Africa unseen

How are photographers challenging preconceptions about the continent? BBC Culture takes a look at the artists who are reframing Africa.
A family portrait: standing in a line, they pose in front of the gate to their home. It’s like countless traditional photographs – except this family is waist-deep in water. The image is part of a series called The Drowning World, and it features in an auction of African contemporary photography believed to be the first of its kind.
Held by The Auction Room, the online sale is an acknowledgement of the booming interest in art from the continent. Photography, in particular, has been picked up by collectors, who are drawn to “imagery from a continent that has always fascinated outsiders,” says Ed Cross, a dealer and curator specialising in African contemporary art.
Buyers used to want ‘exotic’ works that reinforced colonial views of Africa. But now, Cross believes, demand is fuelled by “the amount of creative talent that’s finding its way out to the rest of the world. All these different tributaries are leading into the scene: photojournalism, performance art, film, advertising, fashion and studio photography.”
“Photography is so cheap to do, people can use their phones,” he says. “Artists can play with costume and ‘Africanness’, reinventing themselves.”

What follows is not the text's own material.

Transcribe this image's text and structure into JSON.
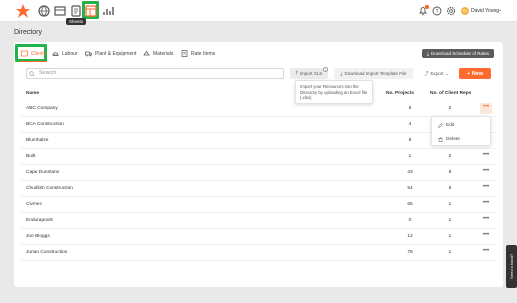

Serge Attukwei Clottey draws on fashion to create arresting images that mix Western street style with Ghanaian textiles and give a different take on the airbrushed consumerism of the advertising shoot. Justin Dingwall also brings his experience in fashion to his work. The South African has collaborated with model and campaigner Thando Hopa for his latest series Albus, which addresses negative perceptions of albino people. “It’s very slick photography, in a good way,” says Cross. “It’s well lit – that’s him coming from that background.”
Mozambique photographer Mário Macilau develops the studio photography concept pioneered by Malick Sidibé and Seydou Keïta in Mali, allowing his subjects to show off their own style – down to choosing the background cloth for their shoots. It is both a new view of a country often shown through images of drought or famine, and homage to the artists who went before him.

Sidibé, who is also included in the auction, is seen as one of the fathers of African photography. He photographed people in Bamako in the decades before and after Mali’s independence from France in 1960, capturing the country shaking off its colonial past.
“The majority of photography until independence was being done by outsiders,” says Cross. “Sidibé gave people the freedom to dress up and do what they wanted in a studio setting.” He highlights a shot of Jimi Hendrix fans taken in 1971. “It shows there’s a whole scene going on – it’s very revealing about the real stories of people at that time.”

This is something Cross believes comes across in the work of many contemporary photographers. “People tend to generalise foolishly about Africa,” he says. “But photography shows the incredible diversity within the continent.”
A French photographer who grew up in the Democratic Republic of Congo has reinterpreted the rituals of the Ekonda pygmies in a series called I Am Walé, Respect Me. Patrick Willocq creates huge sets to recreate scenes from the tribe’s cultural practices. “There’s a danger with the notion of ‘Africa rising’, that everything should be about the metropolis. But there is this whole vast area of traditional culture which should not be ignored either.”